Marka yönetimi kavramı, küreselleşmenin etkisiyle her alanda kendini göstermektedir. Küresel bir köy haline gelen dünyamızda yoğun bir bilgi alışverişi ve transferi gerçekleşmektedir. Bilgi ve bilişim teknolojilerinde meydana gelen bu değişim, ülkeler ve sistemler arasında yoğun bir rekabetin yaşanmasına da neden olmaktadır.

Devletlerin giderek küçüldüğü yenidünya düzeni ve ekonomik ortamında, ülkelerin güçleri büyük ölçüde markalarının dünya ticaretindeki etkinliklerine ve rekabet üstünlüğüne bağlı olarak değerlendirilmektedir. Bu doğrultuda marka kavramını yalnızca “ayırıcı işaret”

olarak nitelemek kabul gören bir bakış açısı değildir. Marka, herhangi bir şeye ait bilgi demeti anlamını taşımaktadır. Bu değeri oluşturmak ise marka yönetim süreçlerini takip etmek ile mümkün olmaktadır. Nitekim son zamanlarda firma sahipleri de markalaşmaya daha fazla önem vermeye başlamış, stratejilerini detaylandırarak pragmatik anlamda işletme prensiplerinin ana merkezine almaya başlamışlardır (Çakırer, 2018; Babür Tosun, 2017; Aktuğlu, 2018). Johansson ve Carlson (2015: 5) markanın bir ürün veya hizmete eklenmiş varlıklar bütünü olduğunu ifade ederek yasal olarak korunduğuna dikkat çekmiştir. Marka yönetimi kavramı ise markanın varoluşuyla başlayarak sürecin tamamında devam eden bir olgu olarak değerlendirilmiştir. Bu süreç içerisinde markalar arası artan rekabet, şirketleri sahip oldukları markaları stratejik açıdan geliştirmeye yöneltmiş, kendilerine sadık müşteriler yaratarak marka yönetim süreçlerine yatırım yapma zorunluluğunu beraberinde getirmiştir.
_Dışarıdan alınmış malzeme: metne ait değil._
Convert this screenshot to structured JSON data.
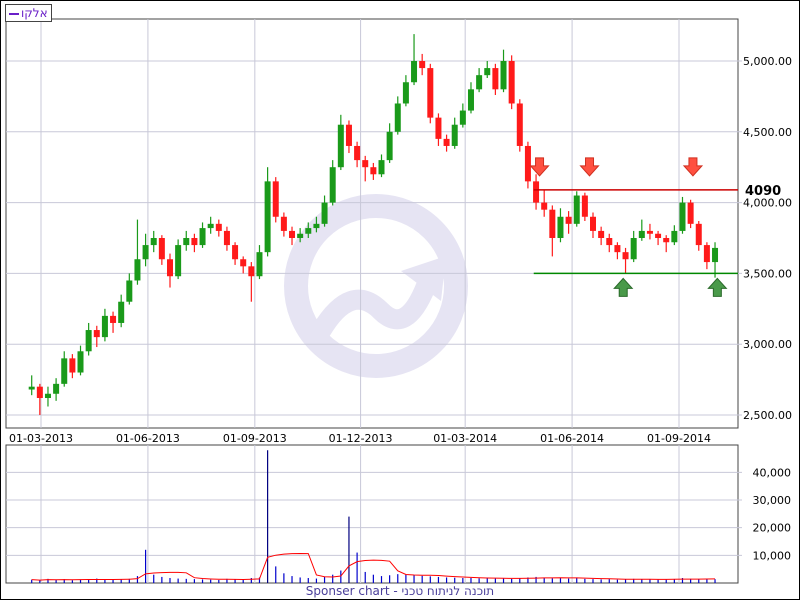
{
  "legend": {
    "label": "אלקו",
    "color": "#6a1fc8"
  },
  "footer": "Sponser chart - תוכנה לניתוח טכני",
  "colors": {
    "up": "#1a9a1a",
    "down": "#ff1a1a",
    "volume": "#0000cc",
    "volume_ma": "#ff0000",
    "grid": "#c8c8d8",
    "resistance": "#cc0000",
    "support": "#008800",
    "watermark": "#e6e4f3"
  },
  "chart_data": [
    {
      "type": "candlestick",
      "title": "",
      "ylim": [
        2400,
        5200
      ],
      "yticks": [
        2500,
        3000,
        3500,
        4000,
        4500,
        5000
      ],
      "ytick_labels": [
        "2,500.00",
        "3,000.00",
        "3,500.00",
        "4,000.00",
        "4,500.00",
        "5,000.00"
      ],
      "xticks": [
        "2013-03-01",
        "2013-06-01",
        "2013-09-01",
        "2013-12-01",
        "2014-03-01",
        "2014-06-01",
        "2014-09-01"
      ],
      "xtick_labels": [
        "01-03-2013",
        "01-06-2013",
        "01-09-2013",
        "01-12-2013",
        "01-03-2014",
        "01-06-2014",
        "01-09-2014"
      ],
      "grid": true,
      "candles": [
        [
          "2013-02-21",
          2680,
          2780,
          2640,
          2700
        ],
        [
          "2013-02-28",
          2700,
          2720,
          2500,
          2620
        ],
        [
          "2013-03-07",
          2620,
          2700,
          2560,
          2650
        ],
        [
          "2013-03-14",
          2650,
          2760,
          2600,
          2720
        ],
        [
          "2013-03-21",
          2720,
          2950,
          2700,
          2900
        ],
        [
          "2013-03-28",
          2900,
          2930,
          2760,
          2800
        ],
        [
          "2013-04-04",
          2800,
          2990,
          2780,
          2950
        ],
        [
          "2013-04-11",
          2950,
          3150,
          2920,
          3100
        ],
        [
          "2013-04-18",
          3100,
          3130,
          2980,
          3050
        ],
        [
          "2013-04-25",
          3050,
          3250,
          3020,
          3200
        ],
        [
          "2013-05-02",
          3200,
          3230,
          3080,
          3150
        ],
        [
          "2013-05-09",
          3150,
          3350,
          3120,
          3300
        ],
        [
          "2013-05-16",
          3300,
          3500,
          3280,
          3450
        ],
        [
          "2013-05-23",
          3450,
          3880,
          3420,
          3600
        ],
        [
          "2013-05-30",
          3600,
          3780,
          3550,
          3700
        ],
        [
          "2013-06-06",
          3700,
          3800,
          3650,
          3750
        ],
        [
          "2013-06-13",
          3750,
          3770,
          3560,
          3600
        ],
        [
          "2013-06-20",
          3600,
          3640,
          3400,
          3480
        ],
        [
          "2013-06-27",
          3480,
          3740,
          3460,
          3700
        ],
        [
          "2013-07-04",
          3700,
          3800,
          3660,
          3750
        ],
        [
          "2013-07-11",
          3750,
          3780,
          3650,
          3700
        ],
        [
          "2013-07-18",
          3700,
          3860,
          3680,
          3820
        ],
        [
          "2013-07-25",
          3820,
          3900,
          3780,
          3850
        ],
        [
          "2013-08-01",
          3850,
          3880,
          3760,
          3800
        ],
        [
          "2013-08-08",
          3800,
          3830,
          3660,
          3700
        ],
        [
          "2013-08-15",
          3700,
          3720,
          3560,
          3600
        ],
        [
          "2013-08-22",
          3600,
          3620,
          3500,
          3550
        ],
        [
          "2013-08-29",
          3550,
          3580,
          3300,
          3480
        ],
        [
          "2013-09-05",
          3480,
          3700,
          3460,
          3650
        ],
        [
          "2013-09-12",
          3650,
          4250,
          3620,
          4150
        ],
        [
          "2013-09-19",
          4150,
          4180,
          3860,
          3900
        ],
        [
          "2013-09-26",
          3900,
          3930,
          3760,
          3800
        ],
        [
          "2013-10-03",
          3800,
          3830,
          3700,
          3750
        ],
        [
          "2013-10-10",
          3750,
          3820,
          3720,
          3780
        ],
        [
          "2013-10-17",
          3780,
          3860,
          3750,
          3820
        ],
        [
          "2013-10-24",
          3820,
          3900,
          3790,
          3850
        ],
        [
          "2013-10-31",
          3850,
          4050,
          3830,
          4000
        ],
        [
          "2013-11-07",
          4000,
          4300,
          3980,
          4250
        ],
        [
          "2013-11-14",
          4250,
          4620,
          4230,
          4550
        ],
        [
          "2013-11-21",
          4550,
          4580,
          4350,
          4400
        ],
        [
          "2013-11-28",
          4400,
          4430,
          4250,
          4300
        ],
        [
          "2013-12-05",
          4300,
          4330,
          4150,
          4250
        ],
        [
          "2013-12-12",
          4250,
          4280,
          4160,
          4200
        ],
        [
          "2013-12-19",
          4200,
          4340,
          4180,
          4300
        ],
        [
          "2013-12-26",
          4300,
          4560,
          4280,
          4500
        ],
        [
          "2014-01-02",
          4500,
          4750,
          4480,
          4700
        ],
        [
          "2014-01-09",
          4700,
          4900,
          4680,
          4850
        ],
        [
          "2014-01-16",
          4850,
          5190,
          4830,
          5000
        ],
        [
          "2014-01-23",
          5000,
          5050,
          4900,
          4950
        ],
        [
          "2014-01-30",
          4950,
          4980,
          4560,
          4600
        ],
        [
          "2014-02-06",
          4600,
          4630,
          4400,
          4450
        ],
        [
          "2014-02-13",
          4450,
          4480,
          4360,
          4400
        ],
        [
          "2014-02-20",
          4400,
          4600,
          4380,
          4550
        ],
        [
          "2014-02-27",
          4550,
          4700,
          4530,
          4650
        ],
        [
          "2014-03-06",
          4650,
          4850,
          4630,
          4800
        ],
        [
          "2014-03-13",
          4800,
          4950,
          4780,
          4900
        ],
        [
          "2014-03-20",
          4900,
          5000,
          4880,
          4950
        ],
        [
          "2014-03-27",
          4950,
          4980,
          4760,
          4800
        ],
        [
          "2014-04-03",
          4800,
          5080,
          4780,
          5000
        ],
        [
          "2014-04-10",
          5000,
          5040,
          4660,
          4700
        ],
        [
          "2014-04-17",
          4700,
          4730,
          4360,
          4400
        ],
        [
          "2014-04-24",
          4400,
          4430,
          4100,
          4150
        ],
        [
          "2014-05-01",
          4150,
          4200,
          3950,
          4000
        ],
        [
          "2014-05-08",
          4000,
          4090,
          3900,
          3950
        ],
        [
          "2014-05-15",
          3950,
          3980,
          3620,
          3750
        ],
        [
          "2014-05-22",
          3750,
          3960,
          3720,
          3900
        ],
        [
          "2014-05-29",
          3900,
          3940,
          3780,
          3850
        ],
        [
          "2014-06-05",
          3850,
          4080,
          3830,
          4050
        ],
        [
          "2014-06-12",
          4050,
          4070,
          3870,
          3900
        ],
        [
          "2014-06-19",
          3900,
          3930,
          3750,
          3800
        ],
        [
          "2014-06-26",
          3800,
          3830,
          3700,
          3750
        ],
        [
          "2014-07-03",
          3750,
          3780,
          3650,
          3700
        ],
        [
          "2014-07-10",
          3700,
          3720,
          3600,
          3650
        ],
        [
          "2014-07-17",
          3650,
          3680,
          3500,
          3600
        ],
        [
          "2014-07-24",
          3600,
          3800,
          3580,
          3750
        ],
        [
          "2014-07-31",
          3750,
          3880,
          3730,
          3800
        ],
        [
          "2014-08-07",
          3800,
          3850,
          3740,
          3780
        ],
        [
          "2014-08-14",
          3780,
          3800,
          3700,
          3750
        ],
        [
          "2014-08-21",
          3750,
          3770,
          3650,
          3720
        ],
        [
          "2014-08-28",
          3720,
          3840,
          3700,
          3800
        ],
        [
          "2014-09-04",
          3800,
          4040,
          3780,
          4000
        ],
        [
          "2014-09-11",
          4000,
          4020,
          3820,
          3850
        ],
        [
          "2014-09-18",
          3850,
          3870,
          3660,
          3700
        ],
        [
          "2014-09-25",
          3700,
          3720,
          3530,
          3580
        ],
        [
          "2014-10-02",
          3580,
          3720,
          3470,
          3680
        ]
      ],
      "annotations": {
        "resistance": {
          "value": 4090,
          "label": "4090",
          "from": "2014-04-29"
        },
        "support": {
          "value": 3500,
          "from": "2014-04-29"
        },
        "down_arrows": [
          "2014-05-04",
          "2014-06-16",
          "2014-09-13"
        ],
        "up_arrows": [
          "2014-07-15",
          "2014-10-04"
        ]
      }
    },
    {
      "type": "bar",
      "title": "",
      "ylim": [
        0,
        50000
      ],
      "yticks": [
        10000,
        20000,
        30000,
        40000
      ],
      "ytick_labels": [
        "10,000",
        "20,000",
        "30,000",
        "40,000"
      ],
      "volumes": [
        1200,
        900,
        1500,
        1100,
        1400,
        1000,
        1300,
        1200,
        1600,
        1100,
        1400,
        1300,
        1500,
        2500,
        12000,
        3000,
        2200,
        1800,
        1600,
        1500,
        1400,
        1300,
        1200,
        1100,
        1500,
        1300,
        1200,
        1800,
        2000,
        48000,
        6000,
        3500,
        2500,
        2000,
        1800,
        1600,
        2200,
        3000,
        4500,
        24000,
        11000,
        4000,
        3000,
        2500,
        2800,
        3200,
        3000,
        2800,
        2600,
        2400,
        2200,
        2000,
        1900,
        1800,
        1800,
        1700,
        1700,
        1600,
        1600,
        1500,
        1800,
        2000,
        2200,
        1900,
        1700,
        1800,
        1600,
        2000,
        1500,
        1400,
        1300,
        1400,
        1200,
        1300,
        1500,
        1400,
        1300,
        1200,
        1200,
        1400,
        1800,
        1500,
        1300,
        1600,
        1400
      ],
      "moving_average": true
    }
  ]
}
Ekonomik ve sosyal hayat açısından çok büyük önemi olan aile şirketleri, Dünya ekonomisinde olduğu gibi ülkemiz ekonomisinin de büyük bir bölümünü oluşturmakta, yapılan araştırmaların çoğunluğu aile şirketlerinin ekonomi içerisindeki yeri ve önemine vurgu yapmaktadır. Ancak bu durum aile şirketlerinin tam olarak anlaşılabilmesi ve etkili yönetilebilmesi için yeterli bir zemin oluşturmamaktadır. Gimeno’ya göre (2010: 17) aile şirketlerinin kurulması ve yönetimi, şirket kurma anlayışının en geleneksel yoludur. Ancak bu gelenekselliğin beraberinde getirdiği bazı üstün ve zayıf yönler de bulunmaktadır. Aile ilişkilerinin başarılı bir şekilde yürütülebilmesinin yanında sistemli bir iş anlayışının geliştirilmesi zorlu piyasa şartlarında şirket yönetimlerini hem markalaşma hem de teknolojik açıdan farklı yatırımlar yapmaya yöneltmiştir (Güleş, Arıcıoğlu, Erdirençelebi, 2013: 20).

(13)

2

Markalaşma kavramının ve yönetim süreçlerinin şirketlerin ekonomik, finansal ve küresel anlamda taşıdığı değeri her geçen gün arttırması, rekabet anlayışının çeşitlenmesine yol açarak konuya dair farklı araştırmaların yapılmasının önünü açmaktadır.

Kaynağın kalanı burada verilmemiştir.